Something a little different for the Holidays

Nut and Berry Bark
1 1/2C shelled raw pistachios (1/2lb)
1 1/2C dried cranberries (6oz)
1 1/4lbs white chocolate finely chopped

Preheat oven to 350 Place the pistachios in a cake pan and bake 10 min. stirring occasionally.  Do not overcook, or pistachios will lose their brt grn color.  remove from oven and cool completely.

Place a steamer basket in a med saucepan filled w/1/2" of water..bring to a boil.  Place cranberries in basket cover and steam until moist 3-4 min.  Remove from basket place on paper towel to drain and cool..blot dry. Keep water simmering.

Place about 3/4 of white choc. in med heatproof bowl over the simmering water..using a rubber spatula stir occasionally, until about 2/3 melted..remove bowl from water and add remaining choc...stir until melted and smooth...Let cool.

Remove 2TBS ea of cranberries and the greenest pistachios...stir the remaining into the chocolate....scrape the mixture onto a baking sheet lined with parchment or foil. Using a metal spatula spread until you form a rectangle 10x14 about 1/8" thick.  Scatter the reserved nuts and berries over the choc. 

Ref. until hardened 20-30 min...break into lg pieces. serve and enjoy!!!
Can be stored in an airtight container for up to 1 wk..


----------



## marmalady (Dec 1, 2004)

I did this with some leftover white chocolate i had already melted one year - added chopped dried cherries, Washington Cherry Flavoring, and pecans - it was the hit of the year, and now it's on the gotta have list!

Here's a similar recipe from Emeril - 

THREE CHOCOLATE BARK


7 T. butter		
½ cup light brown sugar, firmly packed	
¼ tsp. salt
1/8 tsp. each cayenne, cinnamon, nutmeg
2 cups dried cherries
1 lb. each –milk chocolate, semisweet chocolate, and white chocolate.
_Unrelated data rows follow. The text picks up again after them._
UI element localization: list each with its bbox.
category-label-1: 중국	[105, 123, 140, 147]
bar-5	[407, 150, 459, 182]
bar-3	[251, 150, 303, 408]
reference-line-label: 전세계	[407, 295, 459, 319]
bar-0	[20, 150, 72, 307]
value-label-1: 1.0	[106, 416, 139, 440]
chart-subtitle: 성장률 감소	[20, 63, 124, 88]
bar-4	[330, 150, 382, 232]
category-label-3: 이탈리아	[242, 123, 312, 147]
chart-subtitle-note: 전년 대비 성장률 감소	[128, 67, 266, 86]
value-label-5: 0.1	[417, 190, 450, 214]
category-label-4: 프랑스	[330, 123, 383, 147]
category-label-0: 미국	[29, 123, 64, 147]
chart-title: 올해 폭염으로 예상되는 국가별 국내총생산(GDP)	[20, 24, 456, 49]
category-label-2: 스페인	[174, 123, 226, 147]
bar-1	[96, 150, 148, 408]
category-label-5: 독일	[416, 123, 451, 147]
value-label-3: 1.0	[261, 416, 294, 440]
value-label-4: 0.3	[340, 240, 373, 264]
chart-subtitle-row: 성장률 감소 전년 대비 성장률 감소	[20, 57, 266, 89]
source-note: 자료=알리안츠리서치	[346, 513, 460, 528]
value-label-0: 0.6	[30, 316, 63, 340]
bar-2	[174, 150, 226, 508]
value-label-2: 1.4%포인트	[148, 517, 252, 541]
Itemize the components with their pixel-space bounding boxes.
Preheat oven to 400.  Line 2 sheet pans with parchment.

In medium pan, melt 4T butter; add brown sugar, and stir til sugar dissolves.  Add pecans, salt and spices and cook til sugar starts to caramelize and coats the pecan pieces; about 3 minutes.    Spread pecan/sugar mixture over one of the baking sheets.  Place pan in ovan and roast 6 minutes – remove, and using a fork, spread the pecans out evenly on the paper.  
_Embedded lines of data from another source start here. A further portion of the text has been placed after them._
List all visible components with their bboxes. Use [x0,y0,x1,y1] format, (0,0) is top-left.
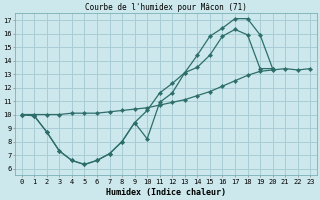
Title: Courbe de l'humidex pour Mâcon (71): Courbe de l'humidex pour Mâcon (71) [85,3,247,12]
X-axis label: Humidex (Indice chaleur): Humidex (Indice chaleur) [106,188,226,197]
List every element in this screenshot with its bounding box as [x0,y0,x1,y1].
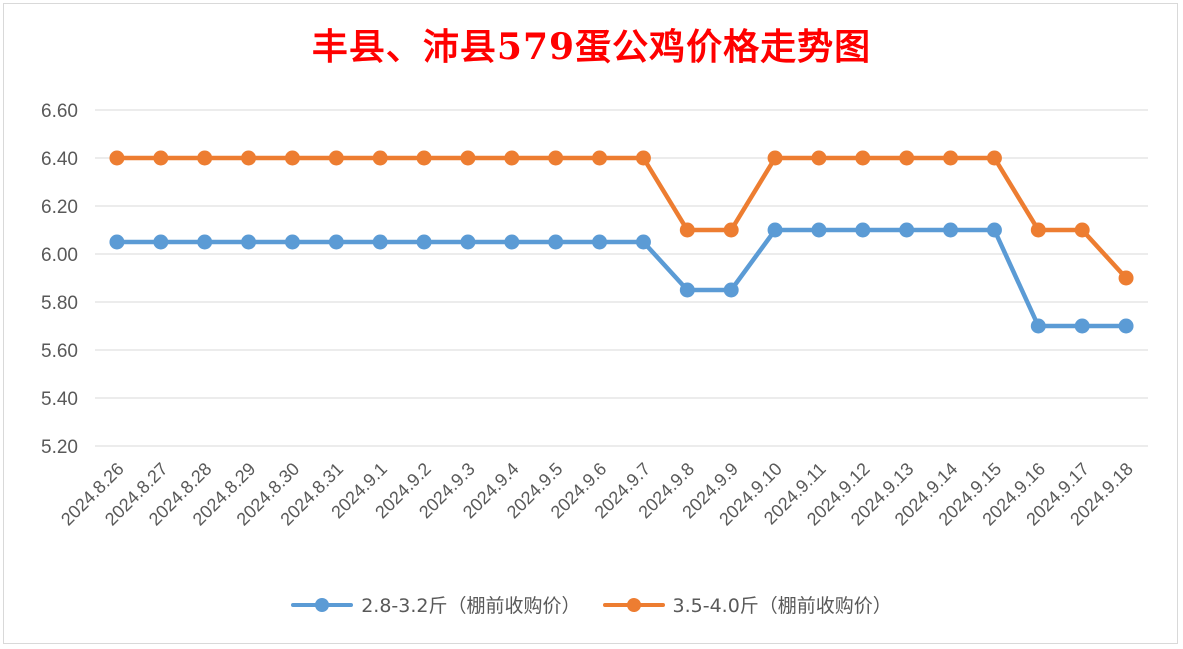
y-tick-label: 5.20 [41,437,78,458]
series-line-1 [114,227,1129,329]
series-line-2 [114,155,1129,281]
data-point-series-2 [899,150,915,166]
y-tick-label: 5.60 [41,341,78,362]
legend-label-series-2: 3.5-4.0斤（棚前收购价） [672,595,892,617]
data-point-series-2 [328,150,344,166]
data-point-series-2 [767,150,783,166]
data-point-series-1 [372,234,388,250]
data-point-series-2 [504,150,520,166]
data-point-series-2 [1030,222,1046,238]
data-point-series-2 [943,150,959,166]
data-point-series-2 [460,150,476,166]
legend-item-series-2: 3.5-4.0斤（棚前收购价） [602,591,892,618]
y-tick-label: 6.20 [41,197,78,218]
y-tick-label: 5.80 [41,293,78,314]
data-point-series-2 [986,150,1002,166]
data-point-series-1 [767,222,783,238]
data-point-series-2 [1074,222,1090,238]
data-point-series-1 [109,234,125,250]
data-point-series-1 [679,282,695,298]
chart-legend: 2.8-3.2斤（棚前收购价） 3.5-4.0斤（棚前收购价） [0,591,1183,618]
data-point-series-1 [504,234,520,250]
data-point-series-2 [811,150,827,166]
data-point-series-1 [1074,318,1090,334]
data-point-series-1 [460,234,476,250]
data-point-series-2 [679,222,695,238]
data-point-series-1 [943,222,959,238]
y-tick-label: 6.60 [41,101,78,122]
data-point-series-1 [153,234,169,250]
data-point-series-2 [723,222,739,238]
legend-label-series-1: 2.8-3.2斤（棚前收购价） [361,595,581,617]
data-point-series-2 [592,150,608,166]
y-tick-label: 6.40 [41,149,78,170]
legend-item-series-1: 2.8-3.2斤（棚前收购价） [291,591,581,618]
data-point-series-2 [1118,270,1134,286]
data-point-series-2 [416,150,432,166]
data-point-series-1 [416,234,432,250]
data-point-series-1 [986,222,1002,238]
y-tick-label: 5.40 [41,389,78,410]
data-point-series-1 [548,234,564,250]
data-point-series-1 [723,282,739,298]
data-point-series-1 [197,234,213,250]
legend-marker-series-1 [291,597,354,612]
data-point-series-1 [1030,318,1046,334]
y-tick-label: 6.00 [41,245,78,266]
legend-marker-series-2 [602,597,665,612]
data-point-series-1 [635,234,651,250]
data-point-series-2 [635,150,651,166]
data-point-series-2 [241,150,257,166]
data-point-series-2 [153,150,169,166]
data-point-series-2 [197,150,213,166]
data-point-series-1 [899,222,915,238]
data-point-series-2 [284,150,300,166]
chart-title: 丰县、沛县579蛋公鸡价格走势图 [311,26,872,68]
data-point-series-1 [284,234,300,250]
data-point-series-1 [855,222,871,238]
data-point-series-2 [109,150,125,166]
data-point-series-1 [241,234,257,250]
data-point-series-1 [328,234,344,250]
data-point-series-1 [1118,318,1134,334]
data-point-series-2 [855,150,871,166]
data-point-series-2 [548,150,564,166]
data-point-series-1 [592,234,608,250]
data-point-series-2 [372,150,388,166]
data-point-series-1 [811,222,827,238]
Melt the three chocolates separately; when melted, remove from heat and add 1T butter to each kind of chocolate, and stir to dissolve.  In second sheet pan, pour the semisweet chocolate in the pan, and smooth it out with an offset spatula.  Let sit til set.  Then do the same with the milk chocolate, and finally the white chocolate.  Spread the cherries and pecans over the top evenly, and press down with your hand.  Chill and break into ‘bark’ pieces.  

-Emeril


----------